Lastly, the committee believes the SEC should conduct usability testing of the Customer Relationship Summary Form, a disclosure meant to alleviate client confusion about the differences between brokers and registered investment advisors. Specifically, the group is looking for study of the usability of the sample documents that the Commission has put forth. And if the testing finds it doesn’t reduce investor confusion, the Commission should work with disclosure design experts to change the form.
Some testing has found that the CRS actually increased investor confusion over the differences between brokers and investment advisors, and some groups have called for the SEC to revise and retest it.
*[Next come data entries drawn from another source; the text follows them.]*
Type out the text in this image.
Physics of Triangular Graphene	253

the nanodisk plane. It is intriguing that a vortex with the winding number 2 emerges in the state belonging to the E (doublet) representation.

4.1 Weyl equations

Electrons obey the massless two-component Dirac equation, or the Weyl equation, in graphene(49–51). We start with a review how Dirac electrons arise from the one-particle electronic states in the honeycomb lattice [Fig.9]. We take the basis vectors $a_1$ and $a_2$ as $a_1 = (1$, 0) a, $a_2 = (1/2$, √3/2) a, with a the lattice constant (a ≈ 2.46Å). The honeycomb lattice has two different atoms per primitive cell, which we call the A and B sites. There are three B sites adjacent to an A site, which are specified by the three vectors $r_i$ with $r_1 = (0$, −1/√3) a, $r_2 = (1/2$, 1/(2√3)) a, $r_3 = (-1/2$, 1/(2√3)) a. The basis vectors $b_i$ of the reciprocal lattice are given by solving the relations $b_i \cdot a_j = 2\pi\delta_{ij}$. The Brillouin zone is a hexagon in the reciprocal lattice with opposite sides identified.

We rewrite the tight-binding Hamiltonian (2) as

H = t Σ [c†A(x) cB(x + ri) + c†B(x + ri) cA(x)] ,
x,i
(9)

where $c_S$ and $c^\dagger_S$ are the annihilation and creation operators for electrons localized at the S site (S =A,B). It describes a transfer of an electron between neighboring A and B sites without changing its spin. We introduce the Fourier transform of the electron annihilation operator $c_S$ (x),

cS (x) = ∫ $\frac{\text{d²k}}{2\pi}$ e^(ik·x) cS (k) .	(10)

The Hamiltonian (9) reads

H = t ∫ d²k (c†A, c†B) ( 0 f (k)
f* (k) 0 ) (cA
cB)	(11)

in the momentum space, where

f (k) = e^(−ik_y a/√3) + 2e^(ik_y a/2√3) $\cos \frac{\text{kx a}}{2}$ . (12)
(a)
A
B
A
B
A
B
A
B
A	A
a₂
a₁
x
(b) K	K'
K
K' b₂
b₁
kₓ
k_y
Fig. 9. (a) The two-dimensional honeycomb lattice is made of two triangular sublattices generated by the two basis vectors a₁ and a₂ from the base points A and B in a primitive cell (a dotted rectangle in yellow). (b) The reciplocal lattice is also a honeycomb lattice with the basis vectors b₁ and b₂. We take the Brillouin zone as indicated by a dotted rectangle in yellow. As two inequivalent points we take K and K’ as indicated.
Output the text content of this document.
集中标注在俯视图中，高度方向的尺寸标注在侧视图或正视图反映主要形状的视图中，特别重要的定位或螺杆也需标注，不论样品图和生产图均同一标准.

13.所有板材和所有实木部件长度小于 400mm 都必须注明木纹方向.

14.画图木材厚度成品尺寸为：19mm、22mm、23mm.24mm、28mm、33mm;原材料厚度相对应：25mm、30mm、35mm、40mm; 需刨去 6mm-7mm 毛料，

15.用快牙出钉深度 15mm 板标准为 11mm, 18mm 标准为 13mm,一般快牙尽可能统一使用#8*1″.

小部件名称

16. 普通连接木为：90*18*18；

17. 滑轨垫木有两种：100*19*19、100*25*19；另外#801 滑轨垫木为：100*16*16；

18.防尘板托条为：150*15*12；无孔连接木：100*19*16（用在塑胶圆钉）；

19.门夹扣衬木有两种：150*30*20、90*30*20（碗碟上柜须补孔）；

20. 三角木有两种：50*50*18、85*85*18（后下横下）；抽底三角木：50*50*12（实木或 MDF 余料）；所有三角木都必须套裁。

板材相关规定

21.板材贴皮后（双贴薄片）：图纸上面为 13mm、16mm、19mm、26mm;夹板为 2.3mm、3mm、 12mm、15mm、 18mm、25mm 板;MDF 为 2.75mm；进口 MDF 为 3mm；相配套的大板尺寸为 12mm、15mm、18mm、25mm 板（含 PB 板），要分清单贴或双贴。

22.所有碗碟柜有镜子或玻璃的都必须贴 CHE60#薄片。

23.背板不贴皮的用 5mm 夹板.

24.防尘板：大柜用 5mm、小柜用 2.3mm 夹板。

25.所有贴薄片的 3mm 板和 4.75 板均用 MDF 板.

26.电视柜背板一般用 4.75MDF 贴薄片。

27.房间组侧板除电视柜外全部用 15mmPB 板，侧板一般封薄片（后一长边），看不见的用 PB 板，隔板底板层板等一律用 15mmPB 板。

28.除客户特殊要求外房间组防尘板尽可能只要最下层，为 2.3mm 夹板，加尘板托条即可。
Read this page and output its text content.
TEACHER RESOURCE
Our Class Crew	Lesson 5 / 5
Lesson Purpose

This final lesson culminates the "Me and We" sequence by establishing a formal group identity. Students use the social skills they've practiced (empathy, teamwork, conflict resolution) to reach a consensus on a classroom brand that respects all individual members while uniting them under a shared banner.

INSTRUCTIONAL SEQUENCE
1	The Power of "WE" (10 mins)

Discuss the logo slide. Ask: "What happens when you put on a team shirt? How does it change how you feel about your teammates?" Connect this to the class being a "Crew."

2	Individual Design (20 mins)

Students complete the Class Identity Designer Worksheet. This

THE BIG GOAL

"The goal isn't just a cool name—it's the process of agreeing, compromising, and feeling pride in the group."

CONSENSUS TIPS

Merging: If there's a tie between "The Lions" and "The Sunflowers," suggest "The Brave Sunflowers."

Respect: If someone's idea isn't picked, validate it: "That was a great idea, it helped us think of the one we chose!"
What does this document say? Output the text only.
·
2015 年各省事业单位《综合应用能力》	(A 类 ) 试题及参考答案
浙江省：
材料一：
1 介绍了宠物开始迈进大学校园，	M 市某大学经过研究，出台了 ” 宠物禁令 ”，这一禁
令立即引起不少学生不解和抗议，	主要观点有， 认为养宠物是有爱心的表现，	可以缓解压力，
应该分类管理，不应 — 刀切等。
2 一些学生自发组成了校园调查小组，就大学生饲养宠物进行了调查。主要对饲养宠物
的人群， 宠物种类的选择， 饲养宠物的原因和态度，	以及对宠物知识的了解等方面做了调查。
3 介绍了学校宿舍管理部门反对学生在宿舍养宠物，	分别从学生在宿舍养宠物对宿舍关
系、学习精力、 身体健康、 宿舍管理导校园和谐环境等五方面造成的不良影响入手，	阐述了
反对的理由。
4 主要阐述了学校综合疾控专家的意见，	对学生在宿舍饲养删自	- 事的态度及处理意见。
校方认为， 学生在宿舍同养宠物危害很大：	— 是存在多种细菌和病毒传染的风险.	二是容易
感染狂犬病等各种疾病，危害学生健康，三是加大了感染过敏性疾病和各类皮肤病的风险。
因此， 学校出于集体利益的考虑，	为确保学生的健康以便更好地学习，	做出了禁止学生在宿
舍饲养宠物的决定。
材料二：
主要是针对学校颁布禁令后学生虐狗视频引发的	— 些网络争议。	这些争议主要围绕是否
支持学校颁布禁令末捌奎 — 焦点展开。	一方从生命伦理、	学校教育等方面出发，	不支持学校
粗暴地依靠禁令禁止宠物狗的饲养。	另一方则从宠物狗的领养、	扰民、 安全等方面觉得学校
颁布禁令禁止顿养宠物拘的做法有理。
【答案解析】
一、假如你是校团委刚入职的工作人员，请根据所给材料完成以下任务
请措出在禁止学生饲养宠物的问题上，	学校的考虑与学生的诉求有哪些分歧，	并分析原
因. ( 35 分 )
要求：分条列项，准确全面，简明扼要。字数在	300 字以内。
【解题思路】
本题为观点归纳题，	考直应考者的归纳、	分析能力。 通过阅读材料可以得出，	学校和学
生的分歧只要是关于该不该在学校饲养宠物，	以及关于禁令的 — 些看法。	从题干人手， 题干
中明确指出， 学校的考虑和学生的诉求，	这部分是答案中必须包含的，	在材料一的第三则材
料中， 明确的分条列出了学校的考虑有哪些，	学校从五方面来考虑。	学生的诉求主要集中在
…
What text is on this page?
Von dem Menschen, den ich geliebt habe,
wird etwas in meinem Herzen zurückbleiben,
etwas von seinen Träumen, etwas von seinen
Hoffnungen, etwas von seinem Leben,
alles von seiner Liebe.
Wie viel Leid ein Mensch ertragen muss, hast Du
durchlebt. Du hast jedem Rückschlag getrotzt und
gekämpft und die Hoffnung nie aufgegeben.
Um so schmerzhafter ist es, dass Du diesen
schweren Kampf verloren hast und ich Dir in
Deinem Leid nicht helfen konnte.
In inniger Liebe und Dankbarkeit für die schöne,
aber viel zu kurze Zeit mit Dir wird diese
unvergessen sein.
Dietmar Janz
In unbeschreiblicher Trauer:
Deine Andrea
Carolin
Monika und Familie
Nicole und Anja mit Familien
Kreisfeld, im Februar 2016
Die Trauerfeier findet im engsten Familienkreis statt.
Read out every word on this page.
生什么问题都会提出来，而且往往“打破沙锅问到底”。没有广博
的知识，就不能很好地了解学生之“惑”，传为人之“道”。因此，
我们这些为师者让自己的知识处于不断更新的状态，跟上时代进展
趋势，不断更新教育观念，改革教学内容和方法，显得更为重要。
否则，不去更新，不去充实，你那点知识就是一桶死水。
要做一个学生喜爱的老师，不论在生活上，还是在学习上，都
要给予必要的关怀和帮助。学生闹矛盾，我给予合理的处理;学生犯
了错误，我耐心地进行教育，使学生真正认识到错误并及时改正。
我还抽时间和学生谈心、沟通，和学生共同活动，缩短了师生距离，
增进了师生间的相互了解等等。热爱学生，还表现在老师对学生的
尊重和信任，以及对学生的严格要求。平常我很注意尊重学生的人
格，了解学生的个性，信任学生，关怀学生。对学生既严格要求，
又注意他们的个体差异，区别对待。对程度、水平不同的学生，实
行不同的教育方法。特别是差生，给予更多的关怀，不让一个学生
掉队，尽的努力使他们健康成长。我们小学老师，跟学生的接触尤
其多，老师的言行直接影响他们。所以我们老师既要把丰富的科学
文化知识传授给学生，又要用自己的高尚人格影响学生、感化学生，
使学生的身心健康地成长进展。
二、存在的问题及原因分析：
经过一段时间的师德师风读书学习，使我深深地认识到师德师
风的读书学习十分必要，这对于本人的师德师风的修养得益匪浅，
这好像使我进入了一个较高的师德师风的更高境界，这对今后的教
The RAND Corporation, along with the SEC’s Office of the Investor Advocate, conducted a research report, which was submitted as a comment to the proposal. And another RAND study—on investor testing of Form CRS—is expected to be filed in the coming days, said SEC Chairman Jay Clayton.
Three committee members voted “No” on the recommendations, including Lydia Mashburn, managing director of the Center for Monetary and Financial Alternatives at the Cato Institute; Mina Nguyen, managing director at Jane Street Capital; and Paul Mahoney, professor of law at the University of Virginia School of Law.